The only way I found to avoid theses problems is to trunc the correction filter in time domain by applying windowing to remove these resonances but doing so the resulting frequency response is not good...
Using DRC always give me audible artefacts in transient responses too.
Correction seems to works better in near field but it's still so wrong.

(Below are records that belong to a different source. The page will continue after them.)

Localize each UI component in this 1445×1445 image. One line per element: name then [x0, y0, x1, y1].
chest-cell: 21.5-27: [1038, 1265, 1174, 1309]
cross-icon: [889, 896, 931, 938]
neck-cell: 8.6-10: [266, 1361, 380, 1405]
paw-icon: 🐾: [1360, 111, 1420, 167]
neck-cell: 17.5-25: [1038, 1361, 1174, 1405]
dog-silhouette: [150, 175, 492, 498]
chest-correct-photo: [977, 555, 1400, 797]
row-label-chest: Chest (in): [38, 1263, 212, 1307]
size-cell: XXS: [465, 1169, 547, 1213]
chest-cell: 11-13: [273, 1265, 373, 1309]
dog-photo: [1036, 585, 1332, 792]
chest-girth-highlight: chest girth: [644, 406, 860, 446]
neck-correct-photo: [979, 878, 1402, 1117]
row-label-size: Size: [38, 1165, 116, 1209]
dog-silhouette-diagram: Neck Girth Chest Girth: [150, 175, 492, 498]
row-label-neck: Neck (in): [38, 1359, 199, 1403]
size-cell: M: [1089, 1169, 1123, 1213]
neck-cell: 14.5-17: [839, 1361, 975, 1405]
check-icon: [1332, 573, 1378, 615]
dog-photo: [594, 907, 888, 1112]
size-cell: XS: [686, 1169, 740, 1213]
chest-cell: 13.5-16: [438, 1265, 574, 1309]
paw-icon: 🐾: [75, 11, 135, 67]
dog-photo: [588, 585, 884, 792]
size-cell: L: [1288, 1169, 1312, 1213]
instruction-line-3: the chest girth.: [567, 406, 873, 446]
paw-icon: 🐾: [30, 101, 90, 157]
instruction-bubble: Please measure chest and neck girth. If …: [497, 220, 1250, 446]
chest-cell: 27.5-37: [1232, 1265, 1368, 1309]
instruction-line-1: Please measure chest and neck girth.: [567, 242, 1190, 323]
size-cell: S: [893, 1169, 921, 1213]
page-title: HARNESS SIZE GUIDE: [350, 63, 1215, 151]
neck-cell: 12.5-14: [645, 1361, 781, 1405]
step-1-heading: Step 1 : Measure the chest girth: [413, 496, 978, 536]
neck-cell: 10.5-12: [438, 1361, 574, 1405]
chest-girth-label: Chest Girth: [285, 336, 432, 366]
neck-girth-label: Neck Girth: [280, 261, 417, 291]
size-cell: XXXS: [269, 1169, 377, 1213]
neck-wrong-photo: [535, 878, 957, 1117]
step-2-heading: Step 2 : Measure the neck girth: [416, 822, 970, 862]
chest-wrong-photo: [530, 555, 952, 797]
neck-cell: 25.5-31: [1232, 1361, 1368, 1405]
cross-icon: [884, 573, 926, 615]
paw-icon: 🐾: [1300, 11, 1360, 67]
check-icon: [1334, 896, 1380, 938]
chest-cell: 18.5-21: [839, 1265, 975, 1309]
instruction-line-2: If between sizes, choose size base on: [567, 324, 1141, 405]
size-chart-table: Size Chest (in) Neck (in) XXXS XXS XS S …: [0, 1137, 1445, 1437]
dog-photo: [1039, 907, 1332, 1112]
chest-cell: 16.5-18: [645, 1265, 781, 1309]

Last point, when someone asks why their filter needs so much attenuation, the simple explanation is that generally a correction filter implies gains and losses in frequency domain. If your input signal is 0dBFS all the way from 0hz to you FS, then if you want's your resulting signal after convolution avoid clipping you have to limit the level of your filter to 0dBFS for the max peak in frequency domain (increase the length of your filter by applying 0 to increase FFT resolution, for exemple if you have a 2048 taps filter, adds 0 so your resulting filter is let's say 262144 (adding then 260096 zeros to the end or to the beginning, because frequency is cyclic that doesn't matter except for absolute phase values...), then do an FFT of your filter. If your signal have a peak to +15dBFS in frequency domain at 1055hz for exemple, then you have to attenuate your filter when you do some convolution by 15dB to avoid clipping at this frequency... because inputting a 1055hz signal at 0dBFS to your system convolved with your filter would result to an output of +15dBFS and so you would have some clipping !
Thus the more you correct your system, the more you limit your dynamic range.